Friday, 4 April 2014

Word counts and other bad habits, by Bryony Pearce



I’ve developed a terrible new bad writing habit.  The word-count.
I’ve never been one of those writers who counts words.  When someone says to me, ‘how many words do you write in a day?’ I tend to look blankly at them.  I don’t count words.  I do have writing goals: I’d like to finish that tricky scene, or the end of that chapter.  Perhaps tie off that character arc. 
I do not do word count.
Part of it is the way that I write.  I don’t have a rigid schedule.  I have children instead.  I write as and when I can.  Sometimes I manage no more than a sentence in a day, sometimes less.  I’ve been known to leave the document open with the words ‘main character gets in the s***’ as the total sum of what I wrote that day, simply to remind me what I was thinking about for the next time I open the work.
But then I agreed to this deadline.  I have to write a whole, entire book by the middle of June and suddenly word count becomes important. No, it becomes an obsession.
I have, Arnold Rimmer-like, created a timetable which is getting updated on an almost daily basis according to what I have or have not achieved.  It is colour-coded.
I have a certain number of chapters to complete per week, according to my other commitments, the children’s school holidays and so on.  Chapters are roughly ten pages long, I cannot plan a word count per chapter as they do vary between 8 and 15 pages.  I don’t know why I am obsessed with word count and not completed chapter headings. 
I just am.
I know that the book is due to be around 90,000 words.  Each word I add brings me one satisfying step closer to meeting my deadline.
It isn’t as if I’m not enjoying the writing.  I’m very much enjoying it.  I am now setting my alarm for 6am, rising, working for two hours (generally going over the writing from the day before), sorting the kids out and doing the school run.  Then I run errands or go to the gym for two hours.  Then I write again until three, when I have to pick the kids up and start the evening round of clubs, activities, tea, bath, bed.
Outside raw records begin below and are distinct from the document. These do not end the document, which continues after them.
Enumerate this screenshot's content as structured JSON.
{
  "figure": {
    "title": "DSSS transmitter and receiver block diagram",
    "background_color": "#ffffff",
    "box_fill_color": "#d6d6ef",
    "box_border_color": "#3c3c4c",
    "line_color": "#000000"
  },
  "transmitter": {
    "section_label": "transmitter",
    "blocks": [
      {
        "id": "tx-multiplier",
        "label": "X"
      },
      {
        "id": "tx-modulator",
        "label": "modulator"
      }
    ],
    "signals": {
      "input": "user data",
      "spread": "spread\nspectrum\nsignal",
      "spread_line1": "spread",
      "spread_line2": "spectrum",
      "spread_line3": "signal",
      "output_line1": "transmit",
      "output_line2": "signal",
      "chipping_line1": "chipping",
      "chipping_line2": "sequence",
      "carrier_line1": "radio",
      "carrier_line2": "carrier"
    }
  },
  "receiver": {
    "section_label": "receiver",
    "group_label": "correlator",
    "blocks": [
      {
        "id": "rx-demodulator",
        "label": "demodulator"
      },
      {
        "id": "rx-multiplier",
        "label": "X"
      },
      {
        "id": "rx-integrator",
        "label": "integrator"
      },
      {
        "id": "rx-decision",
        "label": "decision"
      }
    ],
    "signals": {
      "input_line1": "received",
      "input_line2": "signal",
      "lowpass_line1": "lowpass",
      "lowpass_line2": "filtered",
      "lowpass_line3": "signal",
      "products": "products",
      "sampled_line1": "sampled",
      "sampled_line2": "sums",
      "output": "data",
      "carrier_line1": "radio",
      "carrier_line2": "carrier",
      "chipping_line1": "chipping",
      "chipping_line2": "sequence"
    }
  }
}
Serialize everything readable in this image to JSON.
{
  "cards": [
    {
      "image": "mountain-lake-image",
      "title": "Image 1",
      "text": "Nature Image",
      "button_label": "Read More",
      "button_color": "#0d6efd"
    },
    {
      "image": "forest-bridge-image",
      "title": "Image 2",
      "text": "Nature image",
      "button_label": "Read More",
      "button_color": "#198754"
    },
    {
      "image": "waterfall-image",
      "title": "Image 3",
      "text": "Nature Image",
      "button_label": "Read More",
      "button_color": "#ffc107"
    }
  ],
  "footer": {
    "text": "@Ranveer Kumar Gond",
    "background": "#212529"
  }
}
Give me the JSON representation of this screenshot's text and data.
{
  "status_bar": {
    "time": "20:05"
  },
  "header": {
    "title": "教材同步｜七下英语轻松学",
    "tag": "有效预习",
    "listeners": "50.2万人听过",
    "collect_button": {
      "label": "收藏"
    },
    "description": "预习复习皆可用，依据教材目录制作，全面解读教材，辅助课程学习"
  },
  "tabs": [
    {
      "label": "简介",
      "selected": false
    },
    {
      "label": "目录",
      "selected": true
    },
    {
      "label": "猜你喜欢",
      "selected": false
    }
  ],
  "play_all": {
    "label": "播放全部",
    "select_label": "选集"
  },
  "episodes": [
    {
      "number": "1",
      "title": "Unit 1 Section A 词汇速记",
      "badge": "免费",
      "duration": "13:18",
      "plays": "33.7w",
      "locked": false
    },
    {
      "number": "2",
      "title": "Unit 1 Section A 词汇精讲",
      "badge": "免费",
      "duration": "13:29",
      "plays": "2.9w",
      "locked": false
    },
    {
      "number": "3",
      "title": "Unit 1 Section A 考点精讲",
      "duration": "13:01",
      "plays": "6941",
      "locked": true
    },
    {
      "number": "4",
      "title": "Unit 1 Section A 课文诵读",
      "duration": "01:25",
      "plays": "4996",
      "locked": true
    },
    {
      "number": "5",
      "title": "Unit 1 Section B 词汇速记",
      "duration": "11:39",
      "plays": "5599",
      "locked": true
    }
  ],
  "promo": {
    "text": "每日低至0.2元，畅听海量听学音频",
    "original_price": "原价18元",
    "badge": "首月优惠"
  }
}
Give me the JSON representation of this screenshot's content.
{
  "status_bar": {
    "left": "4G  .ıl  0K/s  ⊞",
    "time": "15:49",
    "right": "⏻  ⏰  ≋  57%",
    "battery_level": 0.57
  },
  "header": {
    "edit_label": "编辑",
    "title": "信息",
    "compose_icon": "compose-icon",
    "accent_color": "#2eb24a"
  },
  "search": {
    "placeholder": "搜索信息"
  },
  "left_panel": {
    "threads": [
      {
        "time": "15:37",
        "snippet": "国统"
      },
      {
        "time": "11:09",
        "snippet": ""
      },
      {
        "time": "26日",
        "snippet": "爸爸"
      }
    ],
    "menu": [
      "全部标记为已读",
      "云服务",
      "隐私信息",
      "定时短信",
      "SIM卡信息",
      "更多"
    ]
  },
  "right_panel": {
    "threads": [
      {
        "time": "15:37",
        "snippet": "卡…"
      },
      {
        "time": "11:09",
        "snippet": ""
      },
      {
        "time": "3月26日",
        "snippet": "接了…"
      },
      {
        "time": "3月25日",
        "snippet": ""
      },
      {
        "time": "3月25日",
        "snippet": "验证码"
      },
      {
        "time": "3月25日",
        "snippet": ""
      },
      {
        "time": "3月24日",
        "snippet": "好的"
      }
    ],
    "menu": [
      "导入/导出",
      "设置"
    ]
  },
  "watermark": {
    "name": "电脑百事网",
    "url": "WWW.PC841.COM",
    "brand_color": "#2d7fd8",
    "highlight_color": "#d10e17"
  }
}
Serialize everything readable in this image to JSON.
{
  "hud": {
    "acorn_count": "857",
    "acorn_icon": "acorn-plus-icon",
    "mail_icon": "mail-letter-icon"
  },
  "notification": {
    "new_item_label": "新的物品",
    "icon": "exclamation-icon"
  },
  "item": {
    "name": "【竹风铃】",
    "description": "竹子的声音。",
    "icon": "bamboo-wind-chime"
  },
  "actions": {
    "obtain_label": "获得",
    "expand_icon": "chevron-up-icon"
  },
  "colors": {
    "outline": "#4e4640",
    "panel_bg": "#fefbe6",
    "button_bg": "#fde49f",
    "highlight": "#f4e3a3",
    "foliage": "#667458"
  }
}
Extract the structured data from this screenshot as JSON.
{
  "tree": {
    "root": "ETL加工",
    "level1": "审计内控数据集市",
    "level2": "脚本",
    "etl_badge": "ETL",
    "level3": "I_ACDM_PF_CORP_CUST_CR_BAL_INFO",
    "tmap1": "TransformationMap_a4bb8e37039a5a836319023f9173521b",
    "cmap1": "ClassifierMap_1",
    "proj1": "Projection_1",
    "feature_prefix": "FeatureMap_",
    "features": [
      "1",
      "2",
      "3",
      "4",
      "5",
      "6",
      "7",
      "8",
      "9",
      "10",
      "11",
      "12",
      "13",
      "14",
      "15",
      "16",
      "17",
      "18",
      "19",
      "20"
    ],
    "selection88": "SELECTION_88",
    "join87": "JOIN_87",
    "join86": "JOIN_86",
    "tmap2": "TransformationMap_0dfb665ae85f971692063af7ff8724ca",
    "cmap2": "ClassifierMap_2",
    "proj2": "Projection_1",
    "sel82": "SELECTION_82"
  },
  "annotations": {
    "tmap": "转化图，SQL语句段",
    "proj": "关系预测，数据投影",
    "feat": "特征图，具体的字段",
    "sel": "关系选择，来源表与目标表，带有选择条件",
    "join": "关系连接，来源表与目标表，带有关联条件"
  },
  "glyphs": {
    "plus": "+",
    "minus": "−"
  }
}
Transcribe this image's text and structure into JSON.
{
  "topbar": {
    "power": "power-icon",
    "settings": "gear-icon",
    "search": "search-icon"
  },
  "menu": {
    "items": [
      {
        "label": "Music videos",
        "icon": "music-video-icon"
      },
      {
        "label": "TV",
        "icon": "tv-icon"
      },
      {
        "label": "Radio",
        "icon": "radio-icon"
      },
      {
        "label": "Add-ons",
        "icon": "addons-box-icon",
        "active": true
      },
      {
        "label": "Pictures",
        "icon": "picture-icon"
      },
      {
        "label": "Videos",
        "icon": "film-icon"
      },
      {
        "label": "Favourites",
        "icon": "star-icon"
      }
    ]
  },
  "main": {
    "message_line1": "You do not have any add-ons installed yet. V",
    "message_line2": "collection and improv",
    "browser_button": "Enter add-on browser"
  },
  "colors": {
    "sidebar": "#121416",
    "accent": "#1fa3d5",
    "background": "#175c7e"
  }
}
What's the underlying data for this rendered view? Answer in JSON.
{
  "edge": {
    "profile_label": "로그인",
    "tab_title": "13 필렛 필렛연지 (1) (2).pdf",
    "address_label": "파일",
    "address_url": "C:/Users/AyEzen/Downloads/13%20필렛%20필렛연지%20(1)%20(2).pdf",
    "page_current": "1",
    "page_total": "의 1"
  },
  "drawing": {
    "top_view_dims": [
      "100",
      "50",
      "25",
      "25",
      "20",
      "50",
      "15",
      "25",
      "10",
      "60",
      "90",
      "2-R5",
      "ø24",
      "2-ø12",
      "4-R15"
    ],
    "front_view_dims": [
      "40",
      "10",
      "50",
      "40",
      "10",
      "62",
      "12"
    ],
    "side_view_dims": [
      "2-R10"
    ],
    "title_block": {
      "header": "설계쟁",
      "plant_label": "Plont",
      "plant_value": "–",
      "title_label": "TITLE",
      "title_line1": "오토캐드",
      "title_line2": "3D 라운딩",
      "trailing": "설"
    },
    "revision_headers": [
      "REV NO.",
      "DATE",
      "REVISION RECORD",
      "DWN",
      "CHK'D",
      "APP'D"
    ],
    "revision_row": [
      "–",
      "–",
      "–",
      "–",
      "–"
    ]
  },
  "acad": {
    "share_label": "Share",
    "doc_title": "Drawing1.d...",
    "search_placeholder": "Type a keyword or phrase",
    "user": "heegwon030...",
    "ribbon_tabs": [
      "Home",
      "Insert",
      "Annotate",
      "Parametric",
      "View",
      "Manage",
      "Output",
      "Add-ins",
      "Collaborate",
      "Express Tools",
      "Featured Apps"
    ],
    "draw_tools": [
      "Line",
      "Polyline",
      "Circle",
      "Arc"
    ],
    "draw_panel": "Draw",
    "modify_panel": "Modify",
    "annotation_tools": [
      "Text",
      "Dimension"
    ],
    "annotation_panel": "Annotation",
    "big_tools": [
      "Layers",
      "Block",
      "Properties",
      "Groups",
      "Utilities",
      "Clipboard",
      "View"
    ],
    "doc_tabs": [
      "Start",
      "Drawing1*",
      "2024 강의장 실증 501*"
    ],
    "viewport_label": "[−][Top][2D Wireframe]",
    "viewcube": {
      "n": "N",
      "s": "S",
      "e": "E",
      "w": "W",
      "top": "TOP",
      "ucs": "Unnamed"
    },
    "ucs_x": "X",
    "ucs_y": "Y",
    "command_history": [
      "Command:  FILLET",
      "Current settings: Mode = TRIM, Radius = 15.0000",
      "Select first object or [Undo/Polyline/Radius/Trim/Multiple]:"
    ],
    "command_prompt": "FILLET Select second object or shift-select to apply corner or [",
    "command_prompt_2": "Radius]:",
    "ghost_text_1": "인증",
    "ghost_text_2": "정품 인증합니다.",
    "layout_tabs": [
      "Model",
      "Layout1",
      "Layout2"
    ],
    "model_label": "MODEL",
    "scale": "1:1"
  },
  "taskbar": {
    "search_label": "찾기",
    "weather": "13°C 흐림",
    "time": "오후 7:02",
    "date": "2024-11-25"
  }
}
This schedule is working well for me.  I find that I can achieve a lot in the time before the kids wake up, when the daylight is pinkening the sky around the window-frame in the study.  For that two hours I have no responsibility to anyone but myself and the characters.  No-one else is up and on Facebook or Twitter, so I have no impulse to check social media.  I don’t even make myself a cup of tea, I get straight down to writing.  So I have developed some good habits.
 But as the day goes on I begin to check my word count.  By three I’ve probably checked it five or ten times.
At three I close off my chapter and nod my head, happy that I’ve added another x number of words.  I go to collect the kids from school.  I worry that next week I won’t be able to make the same word count.
I’ll be fine.  I do not miss deadlines.  Never have, don't plan to start now. 
But when I have one I panic like Arnold Rimmer until the end is in sight.